Trump, en promettant de construire des murs, indiquait un retour vers le protectionnisme, mettant un frein à cette mondialisation dont les élites ont été d’infatigables championnes. Les États, y compris les États-Unis, pourront désormais (re) négocier certaines clauses de l’OMC qui ont mis beaucoup de pays à genoux. Ces petits blancs désorientés par l’hyperlibéralisme, selon Chomsky, « évoquent ici certains souvenirs de l’émergence du fascisme européen ». Et pour cause, la première à se réjouir de sa victoire fut Marine Le Pen, en France. Gageons, déjà, que la victoire de Trump impactera les élections présidentielles en France. Aussi, ce chant du cygne de l’Amérique blanche, en nouveau repli sur elle-même, laisse entrevoir une complexité qu’il convient de saisir…
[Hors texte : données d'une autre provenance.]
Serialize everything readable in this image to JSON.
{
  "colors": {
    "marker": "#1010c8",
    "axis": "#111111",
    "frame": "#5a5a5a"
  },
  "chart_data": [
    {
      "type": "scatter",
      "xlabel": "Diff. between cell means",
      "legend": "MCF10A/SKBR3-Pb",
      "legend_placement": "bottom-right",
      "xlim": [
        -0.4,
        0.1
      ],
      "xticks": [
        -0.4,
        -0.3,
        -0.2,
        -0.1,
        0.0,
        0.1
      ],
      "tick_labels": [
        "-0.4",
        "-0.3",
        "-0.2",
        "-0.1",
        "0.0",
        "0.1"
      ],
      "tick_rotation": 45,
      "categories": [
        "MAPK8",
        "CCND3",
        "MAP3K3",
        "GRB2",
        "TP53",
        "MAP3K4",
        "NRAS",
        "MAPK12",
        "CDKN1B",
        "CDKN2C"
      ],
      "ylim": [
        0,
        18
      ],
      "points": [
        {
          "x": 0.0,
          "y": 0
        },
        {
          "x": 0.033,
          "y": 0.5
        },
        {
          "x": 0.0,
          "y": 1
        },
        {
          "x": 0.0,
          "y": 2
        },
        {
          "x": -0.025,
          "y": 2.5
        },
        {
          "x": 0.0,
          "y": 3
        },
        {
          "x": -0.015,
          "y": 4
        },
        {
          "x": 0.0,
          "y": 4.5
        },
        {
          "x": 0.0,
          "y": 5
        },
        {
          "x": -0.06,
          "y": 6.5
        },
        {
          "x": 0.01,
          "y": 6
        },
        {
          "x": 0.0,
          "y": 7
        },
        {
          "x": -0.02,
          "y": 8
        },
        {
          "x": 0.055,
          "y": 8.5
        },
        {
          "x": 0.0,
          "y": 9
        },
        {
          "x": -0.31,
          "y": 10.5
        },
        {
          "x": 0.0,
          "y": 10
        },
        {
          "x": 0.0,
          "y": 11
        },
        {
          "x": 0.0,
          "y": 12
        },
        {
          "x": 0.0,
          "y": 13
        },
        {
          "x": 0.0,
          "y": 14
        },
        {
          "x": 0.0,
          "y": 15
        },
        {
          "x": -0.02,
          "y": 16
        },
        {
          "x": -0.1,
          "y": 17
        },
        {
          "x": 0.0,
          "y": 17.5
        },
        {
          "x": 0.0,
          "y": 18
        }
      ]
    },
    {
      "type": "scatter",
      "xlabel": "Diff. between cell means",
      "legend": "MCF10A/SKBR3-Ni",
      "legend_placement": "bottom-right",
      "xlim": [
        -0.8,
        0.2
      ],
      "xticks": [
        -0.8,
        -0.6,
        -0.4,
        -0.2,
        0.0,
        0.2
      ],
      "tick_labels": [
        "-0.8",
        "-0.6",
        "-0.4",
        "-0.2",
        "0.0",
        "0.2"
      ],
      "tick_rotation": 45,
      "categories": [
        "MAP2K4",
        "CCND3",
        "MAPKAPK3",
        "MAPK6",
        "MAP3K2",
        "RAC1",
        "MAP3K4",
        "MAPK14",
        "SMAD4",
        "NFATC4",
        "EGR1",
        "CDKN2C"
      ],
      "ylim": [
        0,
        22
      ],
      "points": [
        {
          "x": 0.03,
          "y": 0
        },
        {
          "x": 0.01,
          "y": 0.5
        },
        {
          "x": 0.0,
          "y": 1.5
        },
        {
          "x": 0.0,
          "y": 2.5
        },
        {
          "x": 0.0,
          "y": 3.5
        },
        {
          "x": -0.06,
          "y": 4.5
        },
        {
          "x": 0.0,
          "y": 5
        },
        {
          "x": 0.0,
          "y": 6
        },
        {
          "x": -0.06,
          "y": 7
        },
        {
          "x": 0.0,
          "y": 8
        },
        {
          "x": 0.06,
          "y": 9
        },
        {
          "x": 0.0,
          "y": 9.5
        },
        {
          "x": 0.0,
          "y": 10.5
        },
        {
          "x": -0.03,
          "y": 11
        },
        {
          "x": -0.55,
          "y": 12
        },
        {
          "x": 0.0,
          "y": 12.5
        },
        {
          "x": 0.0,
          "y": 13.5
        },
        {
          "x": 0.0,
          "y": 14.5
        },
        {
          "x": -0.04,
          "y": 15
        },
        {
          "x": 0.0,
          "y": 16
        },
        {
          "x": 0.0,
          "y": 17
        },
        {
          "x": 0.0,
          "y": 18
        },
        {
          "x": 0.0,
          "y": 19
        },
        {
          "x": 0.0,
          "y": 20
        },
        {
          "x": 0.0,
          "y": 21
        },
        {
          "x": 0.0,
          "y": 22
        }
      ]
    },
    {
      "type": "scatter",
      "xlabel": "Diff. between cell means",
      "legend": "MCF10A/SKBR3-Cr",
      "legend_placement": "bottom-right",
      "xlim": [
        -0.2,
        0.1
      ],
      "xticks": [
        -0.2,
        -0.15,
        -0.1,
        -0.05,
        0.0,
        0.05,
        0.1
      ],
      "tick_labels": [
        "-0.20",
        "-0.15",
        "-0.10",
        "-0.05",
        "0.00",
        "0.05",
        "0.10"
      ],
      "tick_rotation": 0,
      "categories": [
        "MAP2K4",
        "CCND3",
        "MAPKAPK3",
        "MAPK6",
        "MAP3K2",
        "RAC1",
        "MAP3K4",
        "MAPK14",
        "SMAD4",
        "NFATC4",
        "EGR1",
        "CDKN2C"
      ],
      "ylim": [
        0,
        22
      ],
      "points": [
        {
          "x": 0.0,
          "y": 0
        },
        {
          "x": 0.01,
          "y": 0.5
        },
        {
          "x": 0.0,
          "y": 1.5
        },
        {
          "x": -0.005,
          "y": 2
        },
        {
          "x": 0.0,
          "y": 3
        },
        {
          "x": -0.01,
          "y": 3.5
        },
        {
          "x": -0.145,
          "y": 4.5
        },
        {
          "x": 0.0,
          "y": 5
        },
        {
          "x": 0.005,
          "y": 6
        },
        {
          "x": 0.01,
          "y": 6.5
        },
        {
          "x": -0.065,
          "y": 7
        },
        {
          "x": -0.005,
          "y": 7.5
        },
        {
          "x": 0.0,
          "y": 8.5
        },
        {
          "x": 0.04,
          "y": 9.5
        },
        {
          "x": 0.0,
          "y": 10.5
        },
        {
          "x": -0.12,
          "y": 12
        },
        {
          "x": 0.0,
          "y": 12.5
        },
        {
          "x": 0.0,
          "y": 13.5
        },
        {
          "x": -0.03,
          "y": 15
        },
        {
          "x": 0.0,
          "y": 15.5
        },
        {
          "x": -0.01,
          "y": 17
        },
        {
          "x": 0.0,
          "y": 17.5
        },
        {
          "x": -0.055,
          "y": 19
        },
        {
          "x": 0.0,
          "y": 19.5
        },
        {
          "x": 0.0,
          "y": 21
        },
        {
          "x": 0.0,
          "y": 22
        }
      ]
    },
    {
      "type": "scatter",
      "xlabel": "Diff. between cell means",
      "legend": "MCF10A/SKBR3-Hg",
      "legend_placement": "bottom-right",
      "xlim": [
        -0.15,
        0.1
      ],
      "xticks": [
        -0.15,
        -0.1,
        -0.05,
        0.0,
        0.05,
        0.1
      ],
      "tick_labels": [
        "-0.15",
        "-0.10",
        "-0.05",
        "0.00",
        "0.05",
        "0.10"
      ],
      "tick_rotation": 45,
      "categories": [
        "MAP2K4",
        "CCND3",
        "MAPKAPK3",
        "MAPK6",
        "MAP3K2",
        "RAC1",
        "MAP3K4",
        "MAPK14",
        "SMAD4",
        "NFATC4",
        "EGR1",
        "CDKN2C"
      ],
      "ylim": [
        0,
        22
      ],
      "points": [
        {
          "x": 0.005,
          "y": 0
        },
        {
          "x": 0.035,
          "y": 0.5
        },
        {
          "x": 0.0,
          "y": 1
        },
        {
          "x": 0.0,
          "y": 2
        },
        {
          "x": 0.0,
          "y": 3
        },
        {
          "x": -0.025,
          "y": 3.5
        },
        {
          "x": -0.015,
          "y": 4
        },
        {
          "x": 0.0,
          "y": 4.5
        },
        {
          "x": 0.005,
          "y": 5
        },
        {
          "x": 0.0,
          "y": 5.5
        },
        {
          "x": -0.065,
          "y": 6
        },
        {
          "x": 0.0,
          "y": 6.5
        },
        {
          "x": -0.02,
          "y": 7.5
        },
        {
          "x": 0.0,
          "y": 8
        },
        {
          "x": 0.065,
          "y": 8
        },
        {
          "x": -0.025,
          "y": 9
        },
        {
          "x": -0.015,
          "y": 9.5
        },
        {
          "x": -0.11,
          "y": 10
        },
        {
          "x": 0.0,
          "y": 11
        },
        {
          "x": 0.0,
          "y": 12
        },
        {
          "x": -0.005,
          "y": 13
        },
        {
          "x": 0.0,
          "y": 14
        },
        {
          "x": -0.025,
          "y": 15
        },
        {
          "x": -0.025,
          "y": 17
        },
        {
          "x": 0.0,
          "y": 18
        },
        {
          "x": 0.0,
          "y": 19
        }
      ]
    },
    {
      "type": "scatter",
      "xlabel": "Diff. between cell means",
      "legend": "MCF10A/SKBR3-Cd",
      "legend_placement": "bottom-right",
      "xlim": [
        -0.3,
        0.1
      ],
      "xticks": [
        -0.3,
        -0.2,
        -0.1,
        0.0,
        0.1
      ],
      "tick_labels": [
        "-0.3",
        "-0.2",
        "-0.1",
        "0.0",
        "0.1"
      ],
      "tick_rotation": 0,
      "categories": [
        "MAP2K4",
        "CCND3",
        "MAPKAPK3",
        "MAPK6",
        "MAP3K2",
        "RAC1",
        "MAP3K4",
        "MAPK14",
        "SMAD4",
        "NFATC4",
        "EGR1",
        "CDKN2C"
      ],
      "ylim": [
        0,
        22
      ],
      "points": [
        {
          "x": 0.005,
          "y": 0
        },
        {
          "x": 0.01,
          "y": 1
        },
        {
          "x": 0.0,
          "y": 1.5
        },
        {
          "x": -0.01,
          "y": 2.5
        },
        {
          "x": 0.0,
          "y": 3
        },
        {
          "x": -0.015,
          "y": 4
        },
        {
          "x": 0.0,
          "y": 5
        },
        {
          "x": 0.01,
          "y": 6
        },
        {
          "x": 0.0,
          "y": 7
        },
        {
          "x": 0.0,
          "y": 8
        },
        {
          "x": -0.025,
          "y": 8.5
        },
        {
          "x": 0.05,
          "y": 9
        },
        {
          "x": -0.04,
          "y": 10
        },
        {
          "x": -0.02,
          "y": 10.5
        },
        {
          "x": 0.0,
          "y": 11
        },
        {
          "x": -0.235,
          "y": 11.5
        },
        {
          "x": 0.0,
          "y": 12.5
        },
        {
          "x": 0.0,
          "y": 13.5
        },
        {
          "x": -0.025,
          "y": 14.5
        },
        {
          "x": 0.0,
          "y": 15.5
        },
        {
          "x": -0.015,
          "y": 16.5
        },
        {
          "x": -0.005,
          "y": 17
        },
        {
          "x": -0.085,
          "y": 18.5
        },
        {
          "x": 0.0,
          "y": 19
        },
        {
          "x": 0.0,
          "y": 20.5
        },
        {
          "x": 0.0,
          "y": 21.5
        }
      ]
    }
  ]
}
Trump nous donne à lire un monde de signes plus complexe

La victoire de Trump provient aussi d’un fait majeur. Bernie Sanders, qui incarnait le vrai désarroi des oubliés de la mondialisation et de l’establishment en axant sa campagne sur le social (à gauche, donc), aurait pu tenir tête à Trump s’il n’avait pas été écarté de façon injuste par les démocrates, qui ont préféré miser sur une démocratie dynastique. Un autre élément de sociologie électorale permet de faire comprendre l’émergence d’un paradigme, dépassant les lignes « blanches » de Chomsky.

En effet, hier, ce sont aussi les blancs de la classe moyenne (accompagnés en cela par des rapports de vote de minorités vers Trump, car Hillary Clinton n’a pas rassuré ces segments de la population, notamment en politique étrangère) qui ont porté le remuant républicain au pouvoir. Paul Mason, du Guardian, titrait justement : « La mondialisation est morte, la suprématie blanche a triomphé » (2). Dans ce chant du cygne de la mondialisation, que Chomsky présentait aussi comme le chant du cygne de l’homme blanc, car il s’agit ici d’un retour vers des thèses raciales et ségrégationnistes susceptibles de signer la mort de la « suprématie blanche » dans un monde multipolaire, une nouvelle tendance se profile, celle de la racialisation accrue des urnes. Je cite Mason : « Donald Trump a remporté la présidence - non pas à cause de la “classe ouvrière blanche”, mais parce que des millions de citoyens américains instruits de classe moyenne ont sondé leur âme et y ont trouvé une suprématie blanche. » On saisit mieux la rhétorique de Trump, ancrée dans un « libéralisme national », dont le discours joue sur une double portée et n’est pas aussi simpliste comme l’ont présenté les médias. Je traduis l’excellente analyse de Mason : en ce qui concerne l’ethnicité et la migration, la dynamique qui a conduit Trump au pouvoir est assez simple une fois que vous comprenez le génie de droite pour le sous-entendu. Chaque fois qu’il a dit « nous allons construire un mur pour arrêter les Mexicains », les gens ont compris le deuxième terme non exprimé : et nous réimposerons la ségrégation à l’Amérique noire. Les premières victimes de la fureur maintenant libérée de la suprématie blanche seront les héroïques diplômés noirs qui ont fait de “Black Lives Matter” un syntagme culte…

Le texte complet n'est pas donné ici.